External Affairs Minister S Jaishankar on Thursday said he is convinced that a solution for the ongoing border conflict between India and China would only be found through the domain of diplomacy.
"We (India and China) have a history, which is very good in some parts, indifferent in parts and difficult in parts. The difficult parts are more recent," said Jaishankar at the launch of his book 'The India Way: Strategies for an Uncertain World'.
"I am also conscious you have the situation that we have in border areas of the western sector (across Ladakh). Because we have the long (term) view, our position there has been very clear -- we have agreements and understandings with China. The agreements and understandings must be scrupulously observed by both parties," he said.
Jaishankar said he was not underplaying the seriousness of the situation. "The reality is what happens at the border will impact the relationship, you cannot separate it," he added.

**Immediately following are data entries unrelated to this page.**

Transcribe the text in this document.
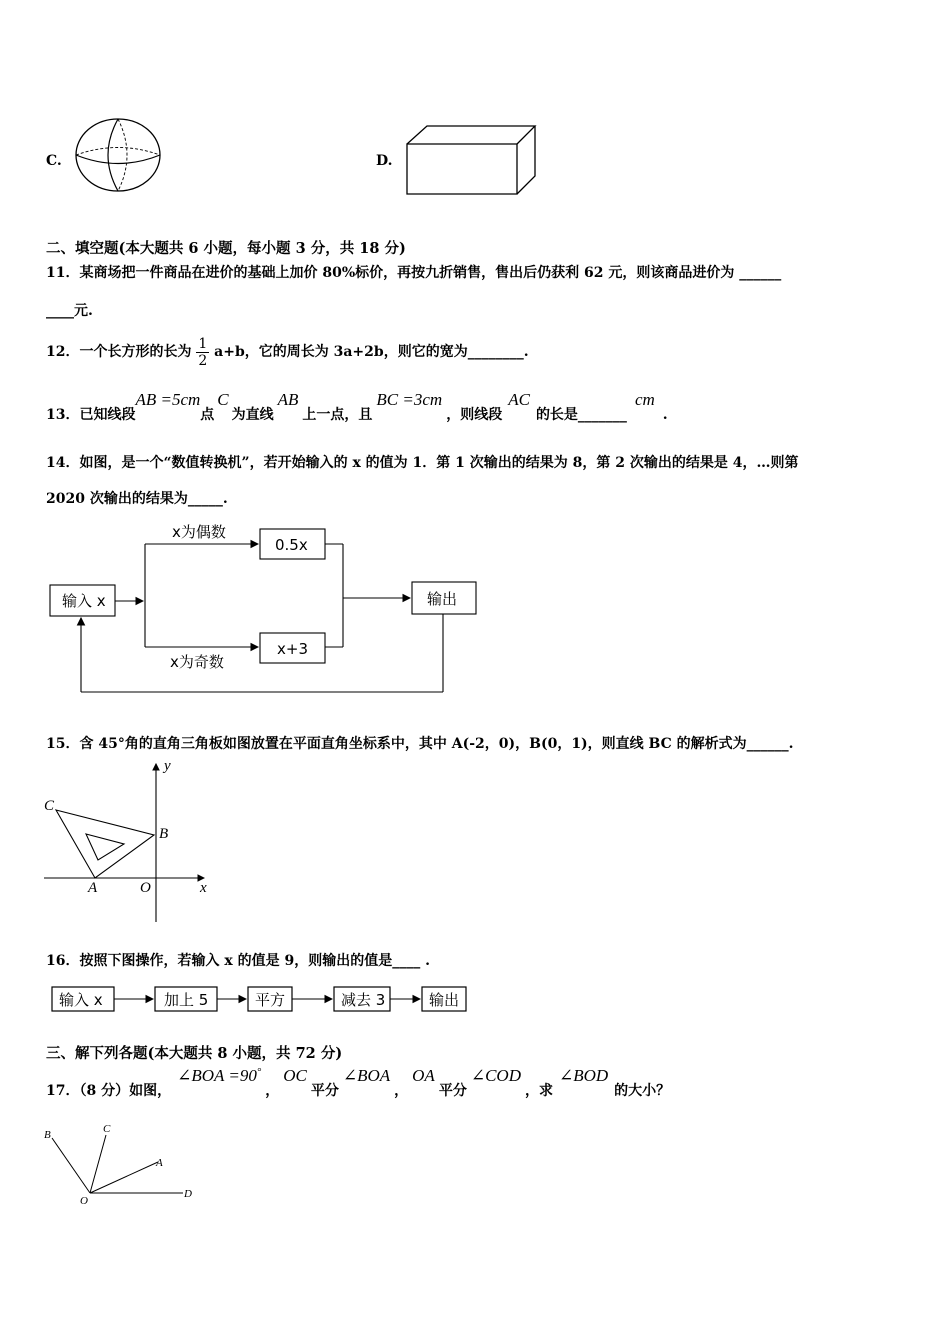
C.	D.
二、填空题(本大题共 6 小题，每小题 3 分，共 18 分)
11．某商场把一件商品在进价的基础上加价 80%标价，再按九折销售，售出后仍获利 62 元，则该商品进价为 ______
____元.
12．一个长方形的长为 $\frac{1}{2} a+b$，它的周长为 3a+2b，则它的宽为________.
13．已知线段AB =5cm点C为直线AB上一点，且BC =3cm，则线段AC的长是_______cm.
14．如图，是一个“数值转换机”，若开始输入的 x 的值为 1．第 1 次输出的结果为 8，第 2 次输出的结果是 4，…则第
2020 次输出的结果为_____.
输入 x
x为偶数
x为奇数
0.5x
x+3
输出
15．含 45°角的直角三角板如图放置在平面直角坐标系中，其中 A(-2，0)，B(0，1)，则直线 BC 的解析式为______.
C
B
A	O	x
y
16．按照下图操作，若输入 x 的值是 9，则输出的值是____ .
输入 x	加上 5	平方	减去 3	输出
三、解下列各题(本大题共 8 小题，共 72 分)
17．（8 分）如图，∠BOA =90°，OC平分∠BOA，OA平分∠COD，求∠BOD的大小？
B	C
A
O
D
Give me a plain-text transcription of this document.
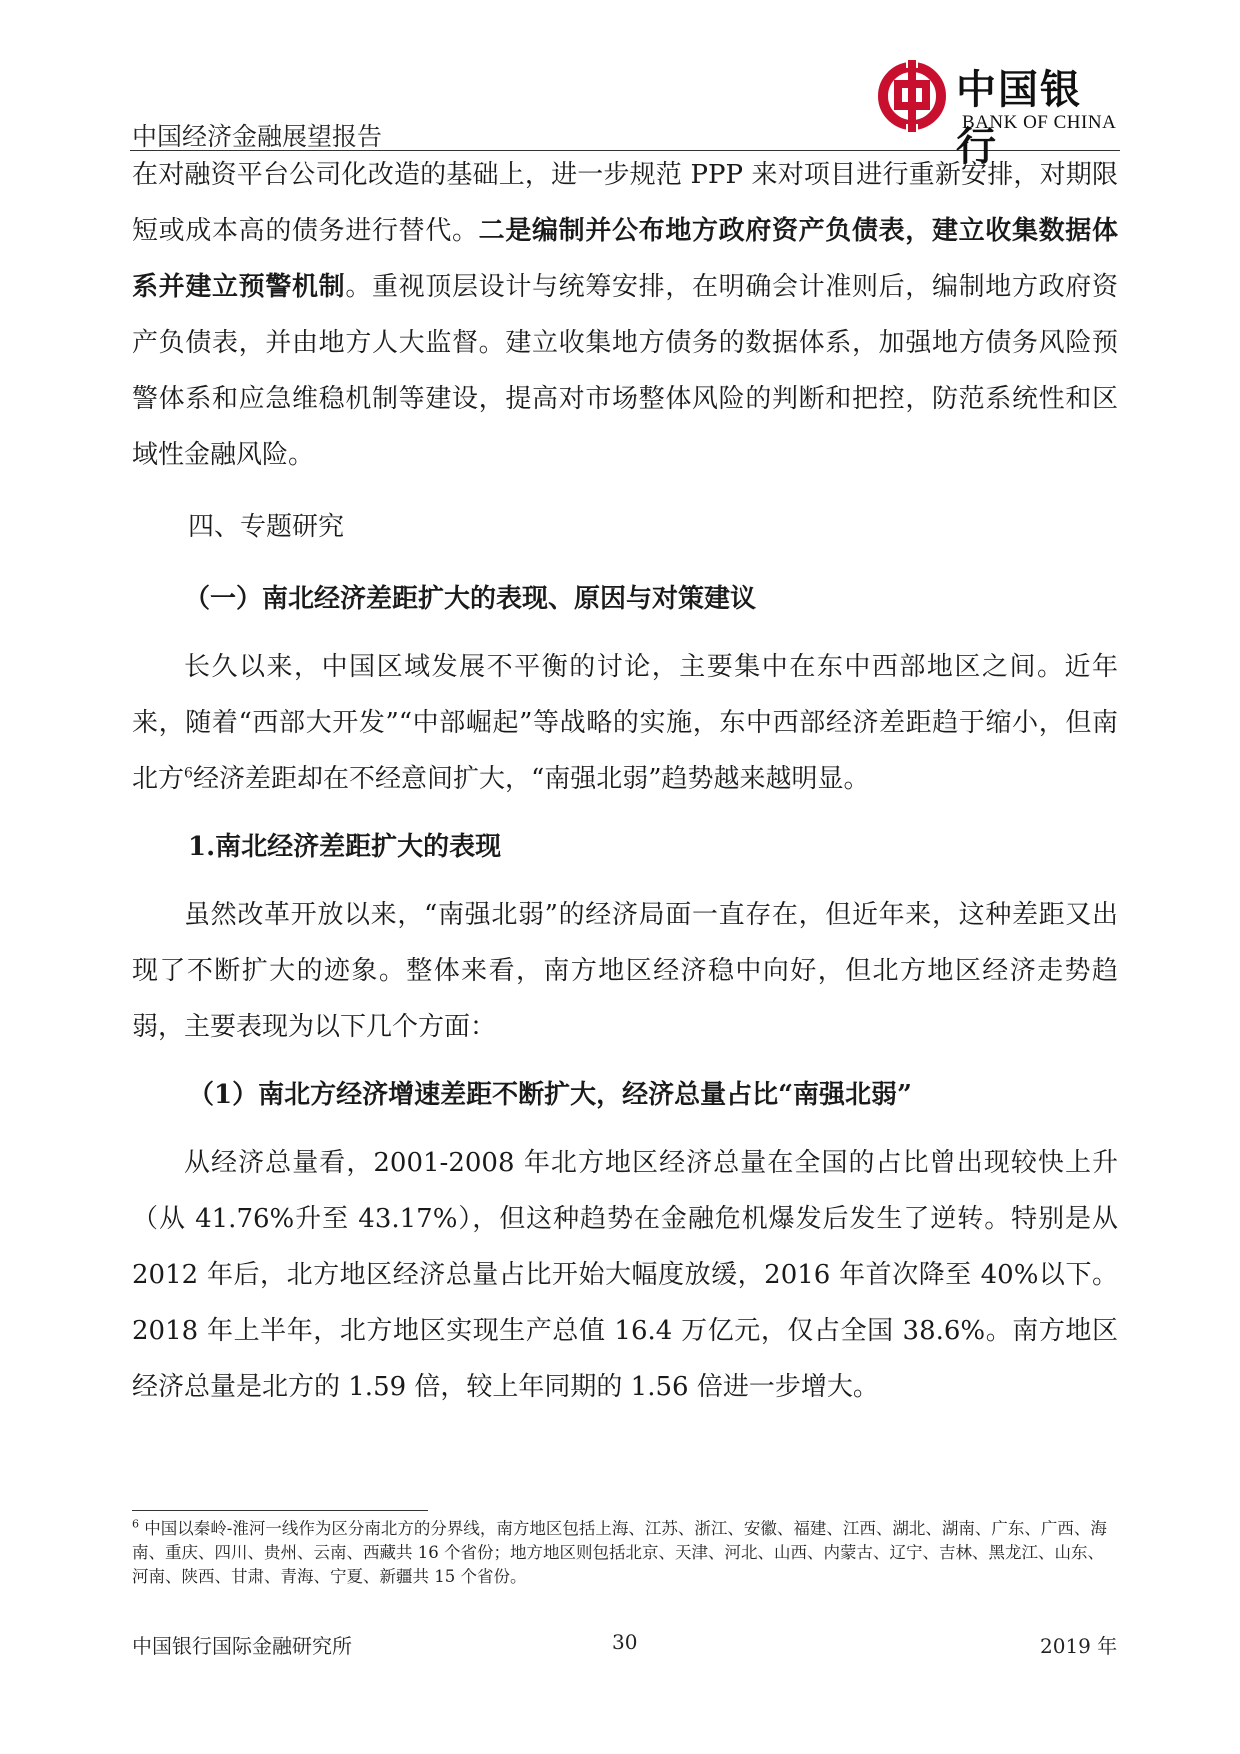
中国经济金融展望报告
中国银行
BANK OF CHINA

在对融资平台公司化改造的基础上，进一步规范 PPP 来对项目进行重新安排，对期限短或成本高的债务进行替代。二是编制并公布地方政府资产负债表，建立收集数据体系并建立预警机制。重视顶层设计与统筹安排，在明确会计准则后，编制地方政府资产负债表，并由地方人大监督。建立收集地方债务的数据体系，加强地方债务风险预警体系和应急维稳机制等建设，提高对市场整体风险的判断和把控，防范系统性和区域性金融风险。

四、专题研究
（一）南北经济差距扩大的表现、原因与对策建议

长久以来，中国区域发展不平衡的讨论，主要集中在东中西部地区之间。近年来，随着“西部大开发”“中部崛起”等战略的实施，东中西部经济差距趋于缩小，但南北方$^6$经济差距却在不经意间扩大，“南强北弱”趋势越来越明显。

1.南北经济差距扩大的表现

虽然改革开放以来，“南强北弱”的经济局面一直存在，但近年来，这种差距又出现了不断扩大的迹象。整体来看，南方地区经济稳中向好，但北方地区经济走势趋弱，主要表现为以下几个方面：

（1）南北方经济增速差距不断扩大，经济总量占比“南强北弱”

从经济总量看，2001-2008 年北方地区经济总量在全国的占比曾出现较快上升（从 41.76%升至 43.17%），但这种趋势在金融危机爆发后发生了逆转。特别是从 2012 年后，北方地区经济总量占比开始大幅度放缓，2016 年首次降至 40%以下。2018 年上半年，北方地区实现生产总值 16.4 万亿元，仅占全国 38.6%。南方地区经济总量是北方的 1.59 倍，较上年同期的 1.56 倍进一步增大。

$^6$ 中国以秦岭-淮河一线作为区分南北方的分界线，南方地区包括上海、江苏、浙江、安徽、福建、江西、湖北、湖南、广东、广西、海南、重庆、四川、贵州、云南、西藏共 16 个省份；地方地区则包括北京、天津、河北、山西、内蒙古、辽宁、吉林、黑龙江、山东、河南、陕西、甘肃、青海、宁夏、新疆共 15 个省份。
中国银行国际金融研究所	30	2019 年
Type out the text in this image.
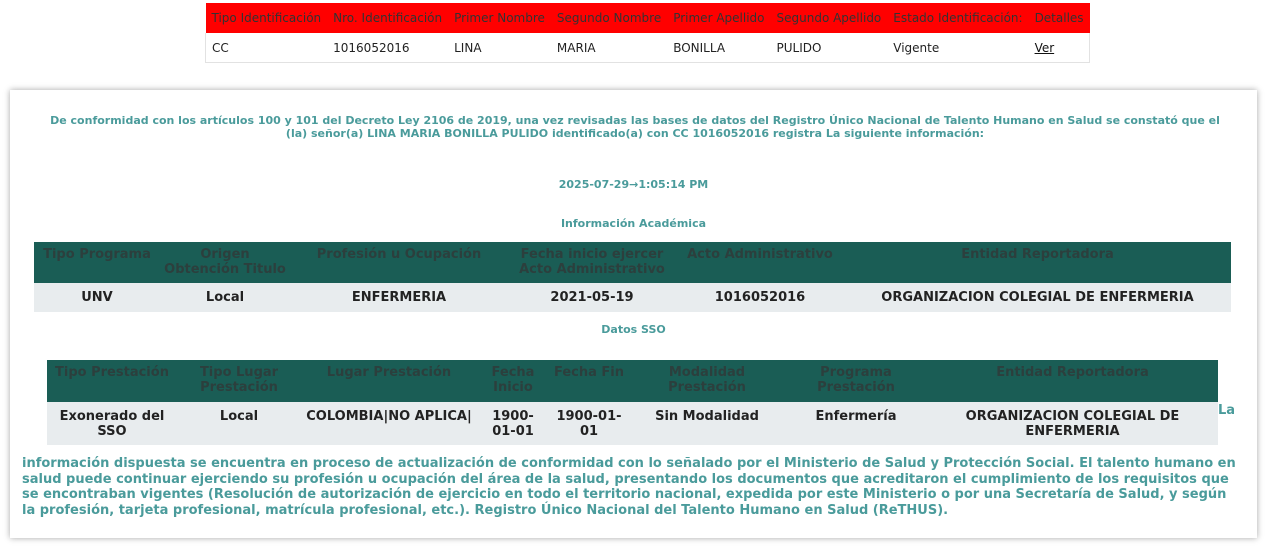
Tipo Identificación	Nro. Identificación	Primer Nombre	Segundo Nombre	Primer Apellido	Segundo Apellido	Estado Identificación:	Detalles
CC	1016052016	LINA	MARIA	BONILLA	PULIDO	Vigente	Ver
De conformidad con los artículos 100 y 101 del Decreto Ley 2106 de 2019, una vez revisadas las bases de datos del Registro Único Nacional de Talento Humano en Salud se constató que el (la) señor(a) LINA MARIA BONILLA PULIDO identificado(a) con CC 1016052016 registra La siguiente información:
2025-07-29→1:05:14 PM
Información Académica
Tipo Programa	Origen Obtención Titulo	Profesión u Ocupación	Fecha inicio ejercer Acto Administrativo	Acto Administrativo	Entidad Reportadora
UNV	Local	ENFERMERIA	2021-05-19	1016052016	ORGANIZACION COLEGIAL DE ENFERMERIA
Datos SSO
Tipo Prestación	Tipo Lugar Prestación	Lugar Prestación	Fecha Inicio	Fecha Fin	Modalidad Prestación	Programa Prestación	Entidad Reportadora
Exonerado del SSO	Local	COLOMBIA|NO APLICA|	1900-01-01	1900-01-01	Sin Modalidad	Enfermería	ORGANIZACION COLEGIAL DE ENFERMERIA
La
información dispuesta se encuentra en proceso de actualización de conformidad con lo señalado por el Ministerio de Salud y Protección Social. El talento humano en salud puede continuar ejerciendo su profesión u ocupación del área de la salud, presentando los documentos que acreditaron el cumplimiento de los requisitos que se encontraban vigentes (Resolución de autorización de ejercicio en todo el territorio nacional, expedida por este Ministerio o por una Secretaría de Salud, y según la profesión, tarjeta profesional, matrícula profesional, etc.). Registro Único Nacional del Talento Humano en Salud (ReTHUS).
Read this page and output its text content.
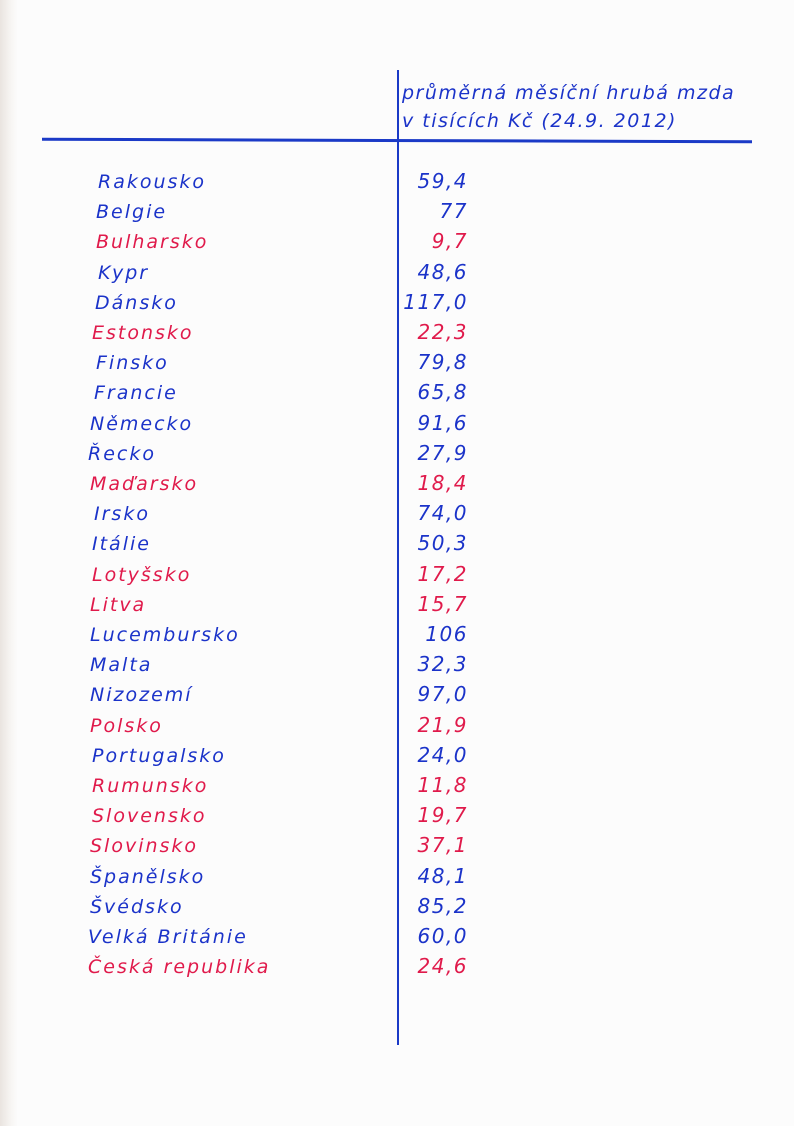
průměrná měsíční hrubá mzda
v tisících Kč (24.9. 2012)
Rakousko	59,4
Belgie	77
Bulharsko	9,7
Kypr	48,6
Dánsko	117,0
Estonsko	22,3
Finsko	79,8
Francie	65,8
Německo	91,6
Řecko	27,9
Maďarsko	18,4
Irsko	74,0
Itálie	50,3
Lotyšsko	17,2
Litva	15,7
Lucembursko	106
Malta	32,3
Nizozemí	97,0
Polsko	21,9
Portugalsko	24,0
Rumunsko	11,8
Slovensko	19,7
Slovinsko	37,1
Španělsko	48,1
Švédsko	85,2
Velká Británie	60,0
Česká republika	24,6
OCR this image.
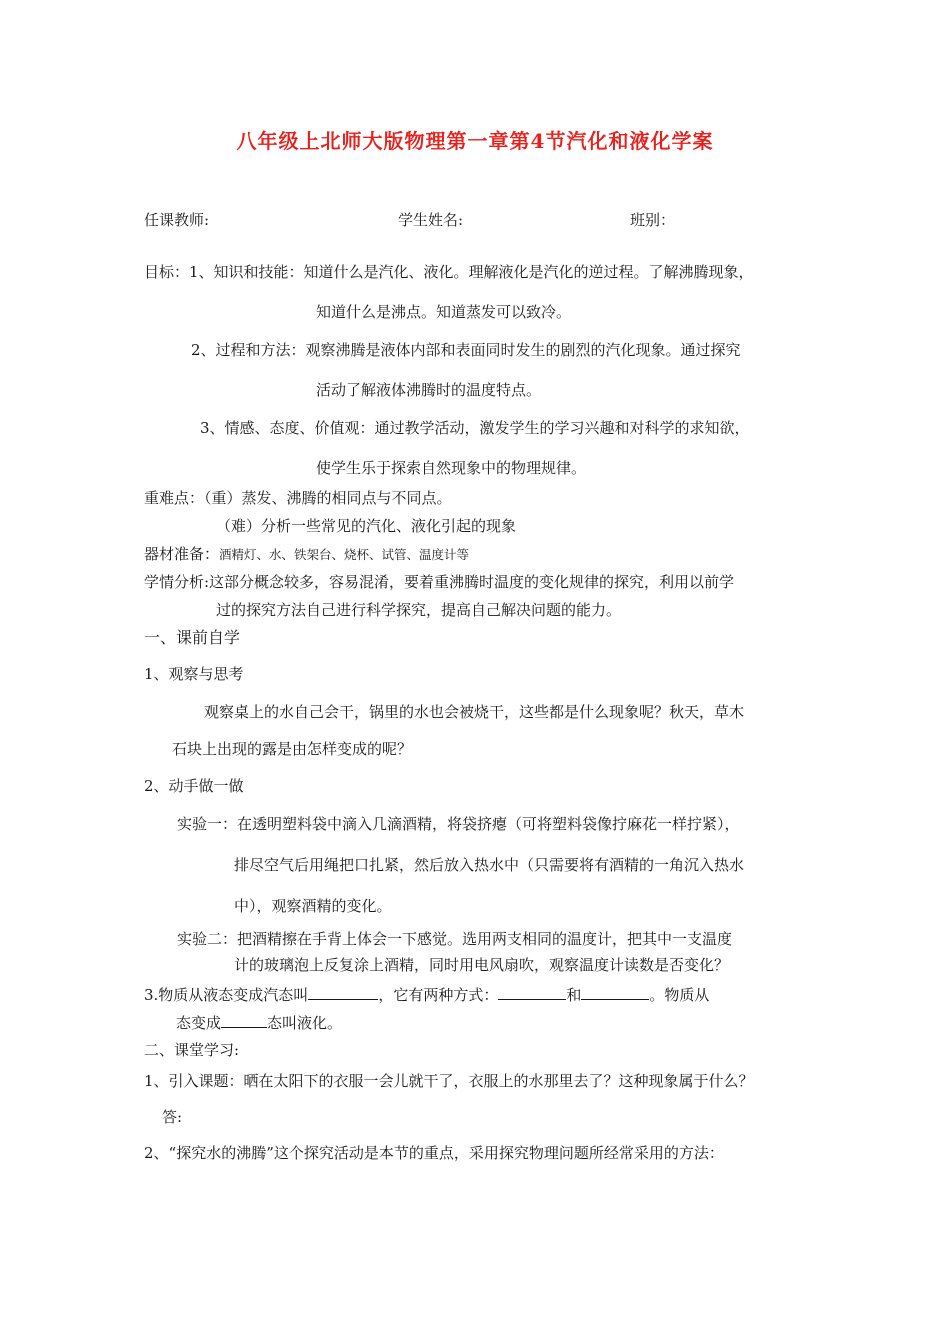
八年级上北师大版物理第一章第4节汽化和液化学案
任课教师:	学生姓名:	班别：
目标：1、知识和技能：知道什么是汽化、液化。理解液化是汽化的逆过程。了解沸腾现象，
知道什么是沸点。知道蒸发可以致冷。
2、过程和方法：观察沸腾是液体内部和表面同时发生的剧烈的汽化现象。通过探究
活动了解液体沸腾时的温度特点。
3、情感、态度、价值观：通过教学活动，激发学生的学习兴趣和对科学的求知欲，
使学生乐于探索自然现象中的物理规律。
重难点：（重）蒸发、沸腾的相同点与不同点。
（难）分析一些常见的汽化、液化引起的现象
器材准备：酒精灯、水、铁架台、烧杯、试管、温度计等
学情分析:这部分概念较多，容易混淆，要着重沸腾时温度的变化规律的探究，利用以前学
过的探究方法自己进行科学探究，提高自己解决问题的能力。
一、课前自学
1、观察与思考
观察桌上的水自己会干，锅里的水也会被烧干，这些都是什么现象呢？秋天，草木
石块上出现的露是由怎样变成的呢？
2、动手做一做
实验一：在透明塑料袋中滴入几滴酒精，将袋挤瘪（可将塑料袋像拧麻花一样拧紧），
排尽空气后用绳把口扎紧，然后放入热水中（只需要将有酒精的一角沉入热水
中），观察酒精的变化。
实验二：把酒精擦在手背上体会一下感觉。选用两支相同的温度计，把其中一支温度
计的玻璃泡上反复涂上酒精，同时用电风扇吹，观察温度计读数是否变化？
3.物质从液态变成汽态叫	，它有两种方式：	和	。物质从
态变成	态叫液化。
二、课堂学习:
1、引入课题：晒在太阳下的衣服一会儿就干了，衣服上的水那里去了？这种现象属于什么？
答:
2、“探究水的沸腾”这个探究活动是本节的重点，采用探究物理问题所经常采用的方法：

Jaishankar said neither party should change the status quo unilaterally, on a day when India accused China of effecting unilateral change in the status quo of the region along the Line of Actual Control (LAC) in Ladakh. According to him, it is vital that the countries reached an accommodation. "The world has a lot riding on it," he said.
"I made this point a few days earlier in another context, I would say that I am totally convinced that a solution to the situation has to be found in the domain of diplomacy. And I say that with responsibility," he said.
Asked about whether he would speak to his Chinese counterpart Wang Yi at a meeting of the Shanghai Cooperation Organisation (SCO) in Moscow on September 10, Jaishankar said the two had known each other for a long time, so they could have a "reasonable chat".
Asserting this is not the easiest of times for the India-China relationship, Jaishankar said his book was written before the Galwan Valley clashes in June in which 20 Indian Army personnel were killed.
Jaishankar said India and China were two civilisational states about to enter the fourth industrial revolution when most other big civilisations had failed to even make it so far.
The minister's comments came a day after the Indian government notched up the pressure on Beijing by banning 118 mostly-Chinese mobile applications, including the popular online multiplayer game PUBG, after a fresh round of border confrontation with China in eastern Ladakh.
Meanwhile, Jaishankar also attended the G20 'Foreign Ministers' Extraordinary Meeting' on Thursday, along with his Chinese counterpart. "To facilitate more cross-border movement of people, proposed that we standardise testing procedures and universal acceptability of test results, quarantine procedures, movement and transit protocols," he said in a tweet after the meeting.